Maybe I should repeat this process with more solvent and compressed air next time?
Without using an air compressor, it is not quite effective, I must say. Read the thread below and you'd know more about the method by MngreLMat.
https://www.clublexus.com/forums/ls-...ml#post8906720

Remember that you need to do it while the engine is idling+ to avoid the cleaner accumulated in the cylinder and causes the liquid hammer problem. Also the negative pressure is always needed there and this helps to clean passages more. You almost need 3 hands to do these simultaneously and you'd better ask someone to assist. I mean that one hand holds the cleaner can and the second hand holds the air compressor gun and third hand controls the idle speed not to halt the engine.
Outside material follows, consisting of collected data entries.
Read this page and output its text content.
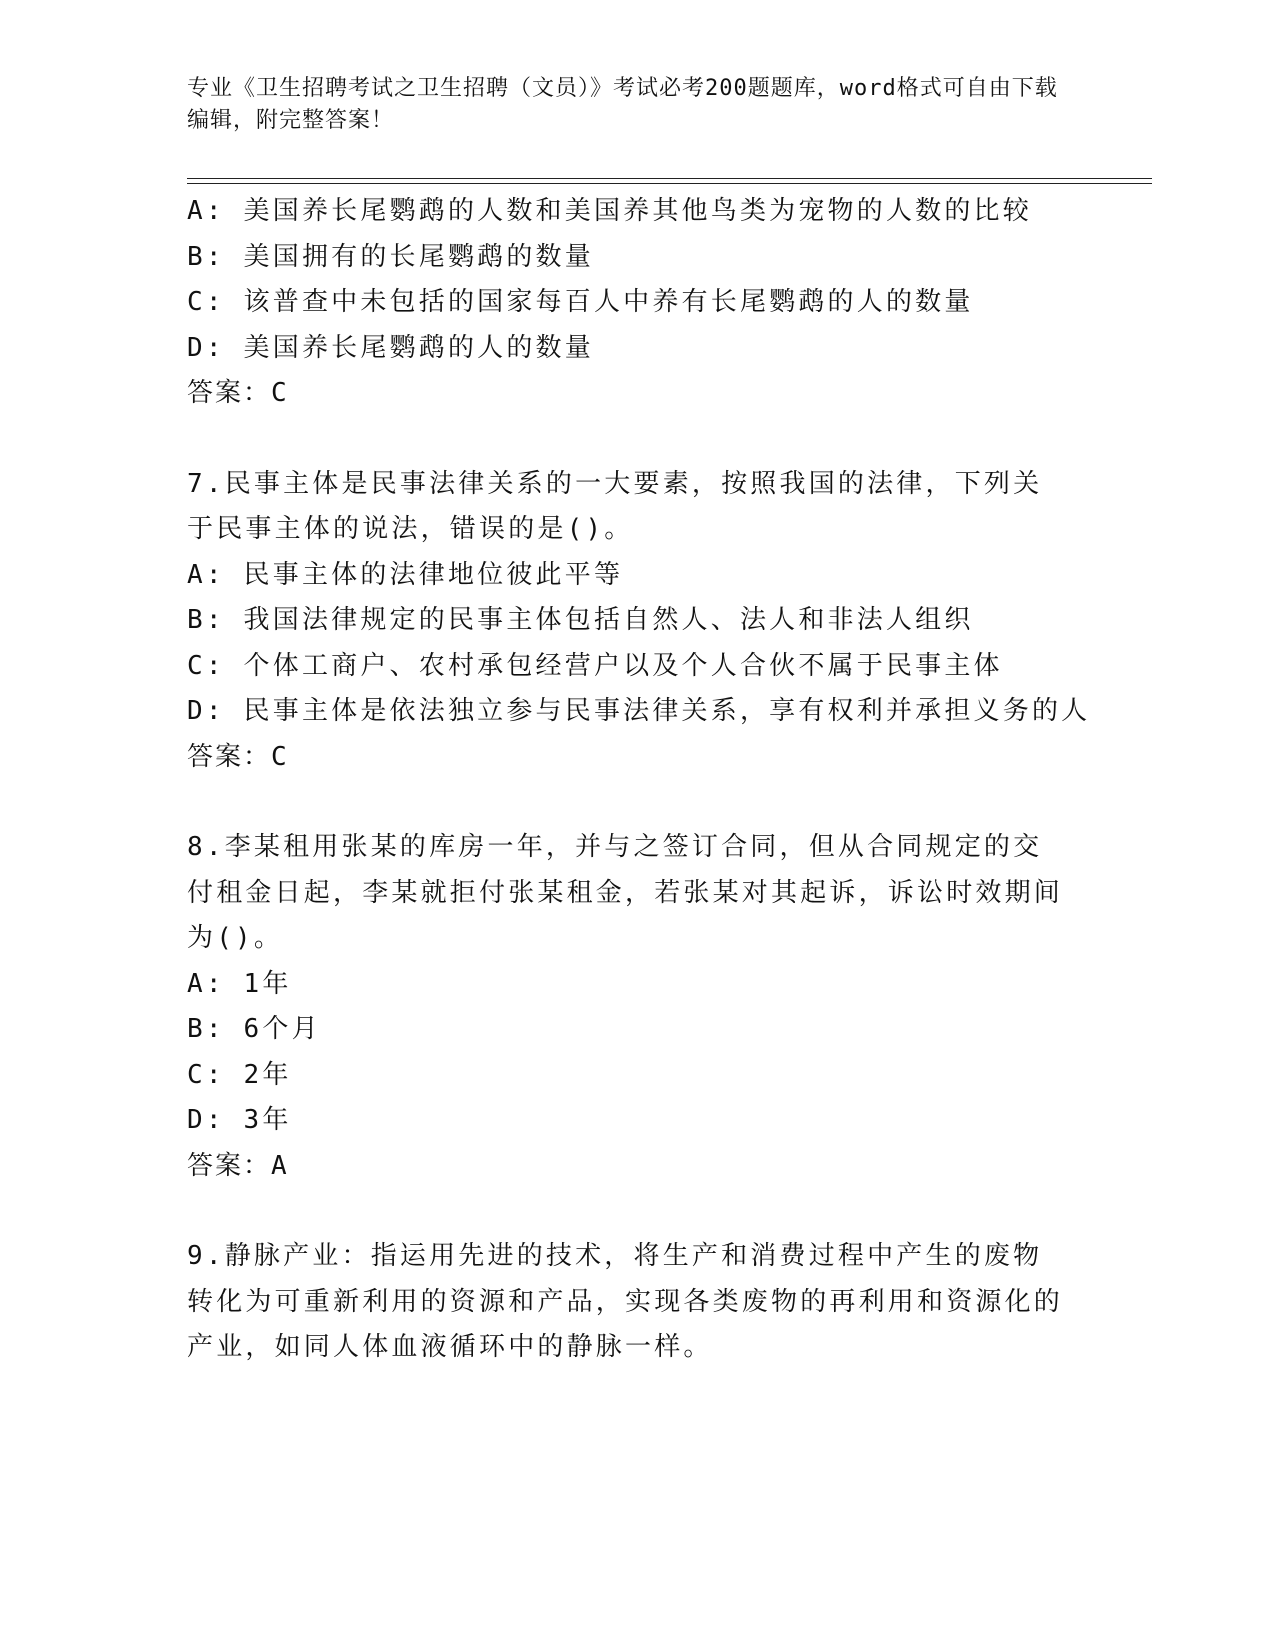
专业《卫生招聘考试之卫生招聘（文员）》考试必考200题题库，word格式可自由下载编辑，附完整答案！
A: 美国养长尾鹦鹉的人数和美国养其他鸟类为宠物的人数的比较
B: 美国拥有的长尾鹦鹉的数量
C: 该普查中未包括的国家每百人中养有长尾鹦鹉的人的数量
D: 美国养长尾鹦鹉的人的数量
答案：C
7.民事主体是民事法律关系的一大要素，按照我国的法律，下列关于民事主体的说法，错误的是()。
A: 民事主体的法律地位彼此平等
B: 我国法律规定的民事主体包括自然人、法人和非法人组织
C: 个体工商户、农村承包经营户以及个人合伙不属于民事主体
D: 民事主体是依法独立参与民事法律关系，享有权利并承担义务的人
答案：C
8.李某租用张某的库房一年，并与之签订合同，但从合同规定的交付租金日起，李某就拒付张某租金，若张某对其起诉，诉讼时效期间为()。
A: 1年
B: 6个月
C: 2年
D: 3年
答案：A
9.静脉产业：指运用先进的技术，将生产和消费过程中产生的废物转化为可重新利用的资源和产品，实现各类废物的再利用和资源化的产业，如同人体血液循环中的静脉一样。
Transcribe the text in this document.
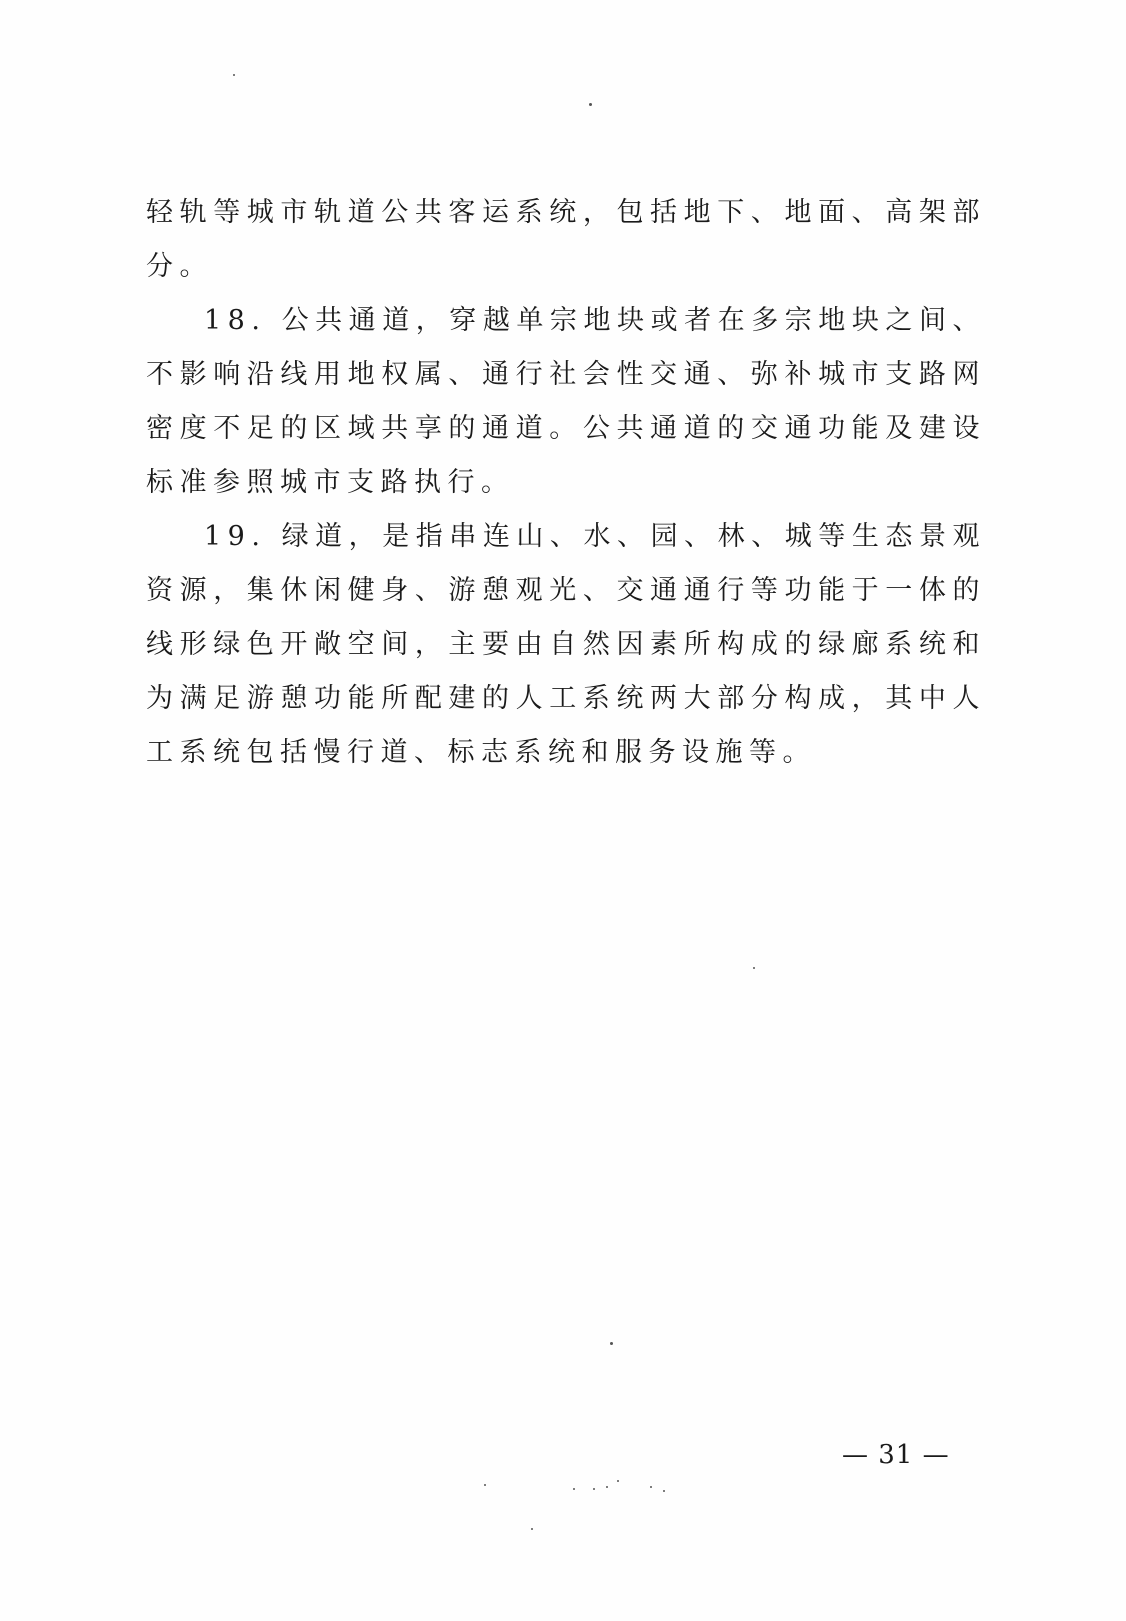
轻轨等城市轨道公共客运系统，包括地下、地面、高架部分。

18. 公共通道，穿越单宗地块或者在多宗地块之间、不影响沿线用地权属、通行社会性交通、弥补城市支路网密度不足的区域共享的通道。公共通道的交通功能及建设标准参照城市支路执行。

19. 绿道，是指串连山、水、园、林、城等生态景观资源，集休闲健身、游憩观光、交通通行等功能于一体的线形绿色开敞空间，主要由自然因素所构成的绿廊系统和为满足游憩功能所配建的人工系统两大部分构成，其中人工系统包括慢行道、标志系统和服务设施等。

— 31 —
As MngreLMatt has written, "Use a couple of bottles if you have to", one can is often not sufficient. I also suggest you to try this twice while the engine is still warm may be waiting for half an hour or a bit more. If these are not successful, you probably need to remove injectors and clean them using a ultrasonic cleaner when the clogging is too bad. The most important passage is within the injector. It is so narrow that the passage is easily blocked. Once 1 injector is badly blocked, the air goes to other 3 injectors and it is not easy to clean the blocked injector. That's why you often need 2 cans and the compressed air.